Le premier, c’est Nelson Paillou, malheureusement décédé le 17 novembre 1997 dans un accident de voiture sur une route de son cher Béarn. Ancien joueur de hand, il fut le premier président de la section hand du Bordeaux Etudiants Club de 1942 à 1964. Cette année là, il devint le président de la Fédération Française de Hand-Ball et lança une grande campagne pour développer ce sport qui était essentiellement scolaire et universitaire. Il fut nommé Chef de Mission de la délégation française au J.O de Montréal. En 1982, il quitta ses fonctions à la Fédération pour prendre la présidence du Comité national olympique et sportif français, le C.N.O.S.O.F, dont il était déjà le vice-président depuis 1971. En 1993, il renonça à se représenter pour un troisième mandat et laissa sa place à Henri Sérandour, l’actuel président du C.N.O.S.O.F.

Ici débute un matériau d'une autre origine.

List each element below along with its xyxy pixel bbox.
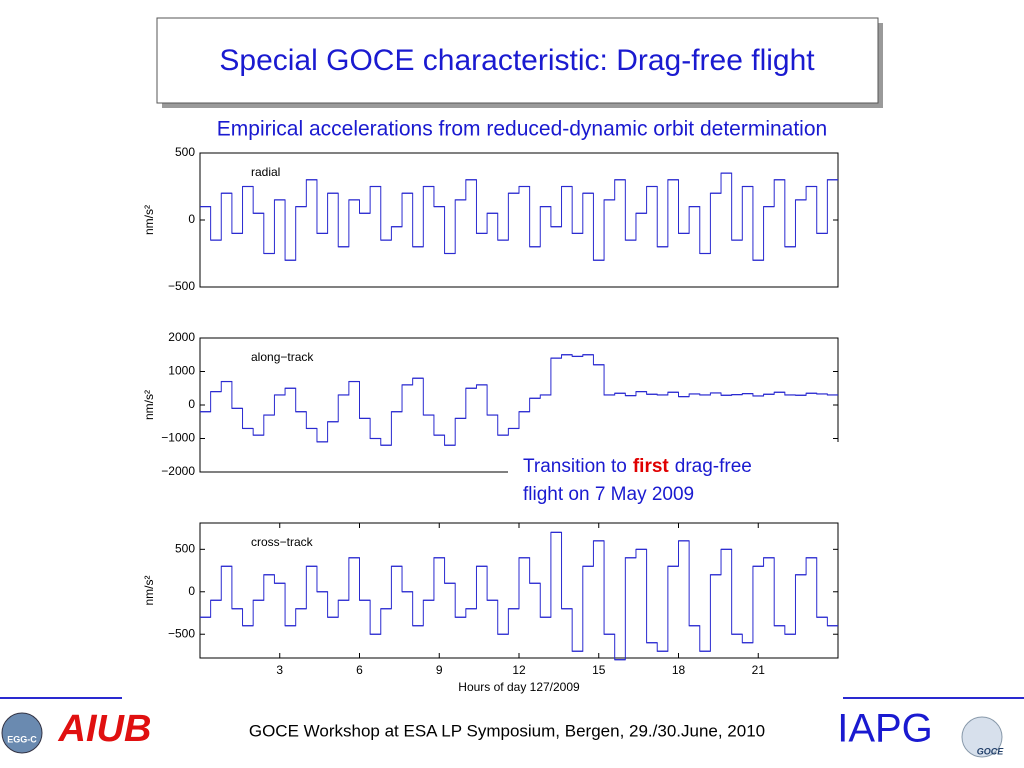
y-axis-label: nm/s² <box>142 205 156 235</box>
x-tick-label: 3 <box>276 663 283 677</box>
annotation: flight on 7 May 2009 <box>523 484 694 505</box>
goce-badge-text: GOCE <box>977 746 1005 756</box>
y-tick-label: 0 <box>188 397 195 411</box>
y-tick-label: −500 <box>168 626 195 640</box>
y-tick-label: 1000 <box>168 364 195 378</box>
step-connector <box>200 172 838 261</box>
egg-badge-text: EGG-C <box>7 734 37 744</box>
annotation-box <box>508 442 843 512</box>
y-axis-label: nm/s² <box>142 575 156 605</box>
x-tick-label: 6 <box>356 663 363 677</box>
annotation-text: Transition to <box>523 456 627 477</box>
aiub-logo: AIUB <box>58 708 152 750</box>
y-tick-label: 500 <box>175 541 195 555</box>
charts: −500 0 500 radial nm/s² −2000 −1000 0 1000 2000 al… <box>142 145 839 694</box>
title-box <box>156 17 879 104</box>
slide-title: Special GOCE characteristic: Drag-free f… <box>219 44 815 77</box>
annotation-text: drag-free <box>675 456 752 477</box>
footer-text: GOCE Workshop at ESA LP Symposium, Berge… <box>249 721 765 740</box>
y-tick-label: −1000 <box>161 431 195 445</box>
annotation-emphasis: first <box>633 456 670 477</box>
egg-badge <box>1 712 43 754</box>
panel-label: along−track <box>251 350 314 364</box>
y-tick-label: −500 <box>168 279 195 293</box>
y-axis-label: nm/s² <box>142 390 156 420</box>
y-tick-label: 2000 <box>168 330 195 344</box>
goce-badge <box>961 716 1003 758</box>
annotation: Transition to first drag-free <box>523 456 752 477</box>
x-axis-label: Hours of day 127/2009 <box>458 680 580 694</box>
step-connector <box>200 531 838 661</box>
y-tick-label: 0 <box>188 584 195 598</box>
slide-subtitle: Empirical accelerations from reduced-dyn… <box>217 118 827 141</box>
y-tick-label: 0 <box>188 212 195 226</box>
panel-label: cross−track <box>251 535 314 549</box>
y-tick-label: 500 <box>175 145 195 159</box>
x-tick-label: 15 <box>592 663 606 677</box>
y-tick-label: −2000 <box>161 464 195 478</box>
x-tick-label: 9 <box>436 663 443 677</box>
panel-label: radial <box>251 165 280 179</box>
x-tick-label: 12 <box>512 663 526 677</box>
x-tick-label: 18 <box>672 663 686 677</box>
iapg-logo: IAPG <box>837 707 933 751</box>
x-tick-label: 21 <box>752 663 766 677</box>
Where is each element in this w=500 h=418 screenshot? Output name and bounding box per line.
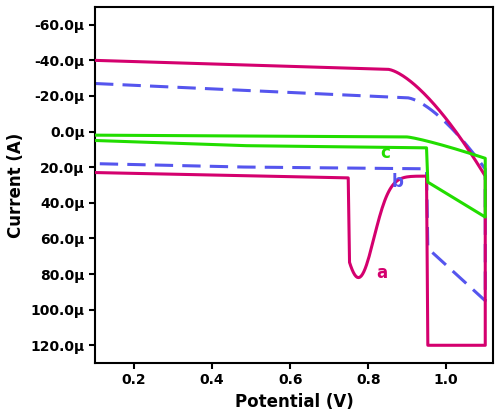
X-axis label: Potential (V): Potential (V) bbox=[234, 393, 354, 411]
Text: c: c bbox=[380, 144, 390, 162]
Y-axis label: Current (A): Current (A) bbox=[7, 133, 25, 238]
Text: a: a bbox=[376, 264, 387, 282]
Text: b: b bbox=[392, 173, 404, 191]
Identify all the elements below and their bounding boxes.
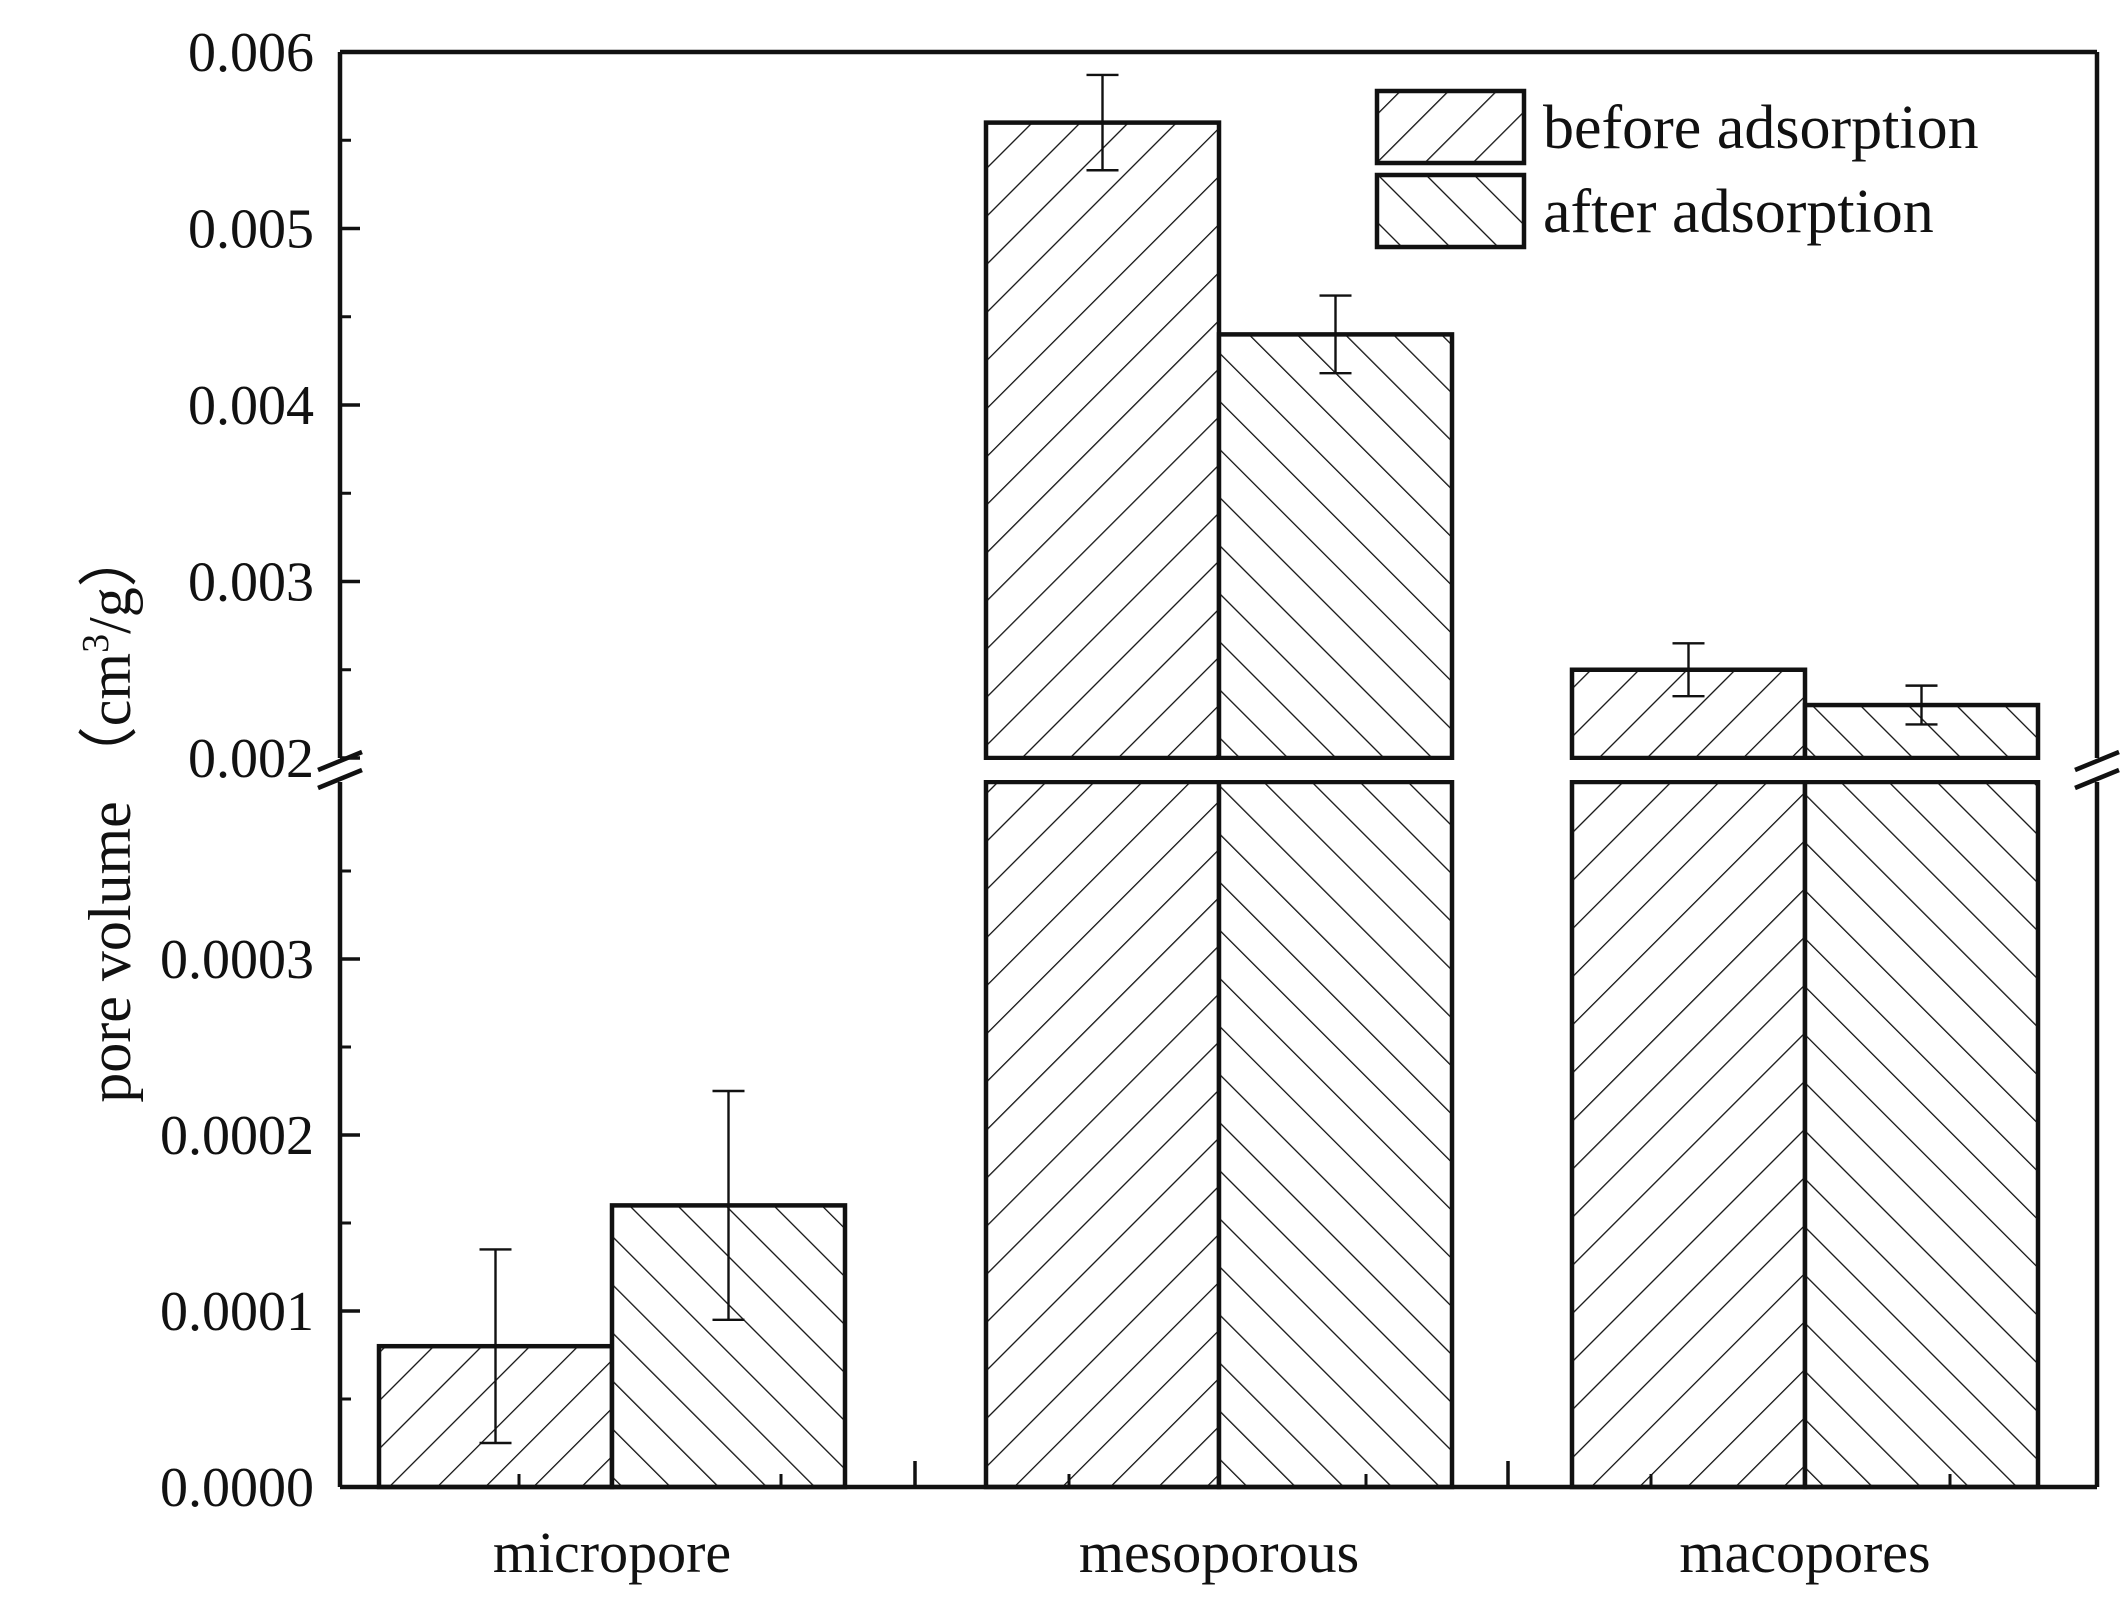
y-tick-label-0.006: 0.006 (188, 22, 314, 84)
y-tick-label-0.0000: 0.0000 (160, 1457, 314, 1519)
y-tick-label-0.005: 0.005 (188, 199, 314, 261)
bar-mesoporous-before-upper (983, 120, 1222, 761)
legend: before adsorption after adsorption (1374, 88, 1979, 250)
error-bar-macopores-before (1672, 642, 1705, 698)
tick-labels-group: 0.002 0.003 0.004 0.005 0.006 0.0000 0.0001 0.0… (160, 22, 314, 1519)
bar-macopores-before-break-gap (1569, 760, 1808, 780)
y-tick-label-0.004: 0.004 (188, 375, 314, 437)
error-bar-micropore-after (712, 1089, 745, 1322)
error-bar-macopores-after (1905, 684, 1938, 726)
error-bars-group (479, 73, 1938, 1445)
bar-mesoporous-after-lower (1216, 779, 1455, 1490)
axis-break-mark-left (314, 749, 366, 791)
legend-swatch-after (1374, 172, 1527, 250)
y-tick-label-0.003: 0.003 (188, 552, 314, 614)
bars-group (376, 120, 2041, 1490)
bar-mesoporous-after-break-gap (1216, 760, 1455, 780)
legend-swatch-before (1374, 88, 1527, 166)
y-axis-title: pore volume （cm3/g） (75, 527, 143, 1103)
error-bar-mesoporous-before (1086, 73, 1119, 172)
y-tick-label-0.0003: 0.0003 (160, 929, 314, 991)
bar-mesoporous-after-upper (1216, 332, 1455, 761)
y-tick-label-0.0002: 0.0002 (160, 1105, 314, 1167)
bar-macopores-after-break-gap (1802, 760, 2041, 780)
legend-label-after: after adsorption (1543, 178, 1934, 246)
category-label-micropore: micropore (493, 1520, 731, 1585)
bar-macopores-after-upper (1802, 702, 2041, 761)
y-axis-title-tail: /g） (77, 527, 143, 634)
category-label-mesoporous: mesoporous (1079, 1520, 1359, 1585)
y-tick-label-0.0001: 0.0001 (160, 1281, 314, 1343)
bar-macopores-after-lower (1802, 779, 2041, 1490)
error-bar-micropore-before (479, 1248, 512, 1445)
y-axis-title-sup: 3 (75, 634, 117, 653)
axes-group (314, 49, 2123, 1490)
axis-break-mark-right (2071, 749, 2123, 791)
category-label-macopores: macopores (1679, 1520, 1930, 1585)
y-axis-title-main: pore volume （cm (77, 653, 143, 1103)
legend-label-before: before adsorption (1543, 94, 1979, 162)
category-labels-group: micropore mesoporous macopores (493, 1520, 1931, 1585)
y-tick-label-0.002: 0.002 (188, 728, 314, 790)
bar-macopores-before-lower (1569, 779, 1808, 1490)
bar-mesoporous-before-break-gap (983, 760, 1222, 780)
bar-mesoporous-before-lower (983, 779, 1222, 1490)
error-bar-mesoporous-after (1319, 294, 1352, 375)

Le second, qui a une immense affection pour Nelson Paillou dont il était un peu le fils, est mon ami d’enfance (nous étions ensemble en sixième au lycée d’Angoulême), Jean Férignac. Professeur d’éducation physique, ancien international universitaire de football, il vint rapidement au hand-ball qu’il ne quitta plus. Gardien de but et capitaine de l’équipe de France de 1958 à 1970, il a joué plus de 200 fois dans l’équipe nationale, fut élu meilleur joueur français en 1960 et 1964 et remporta quatre titres de champion de France. Après sa carrière de joueur, il devint entraineur, puis directeur technique national, après avoir été au Cabinet du Ministre de la Jeunesse et des Sports, Roger Bambuck. En 1982, quand l’équipe de France de football prépara la coupe du monde en Espagne à Font Romeu, Jean Férignac (sur la photo, chez moi, avec Michel Hidalgo) était le proviseur du lycée climatique où les joueurs étaient installés.
Ces deux hommes, qui ont tant fait pour le hand-ball français, sont aussi des « Experts ». Ils ont droit à un petit bout de la médaille d’or.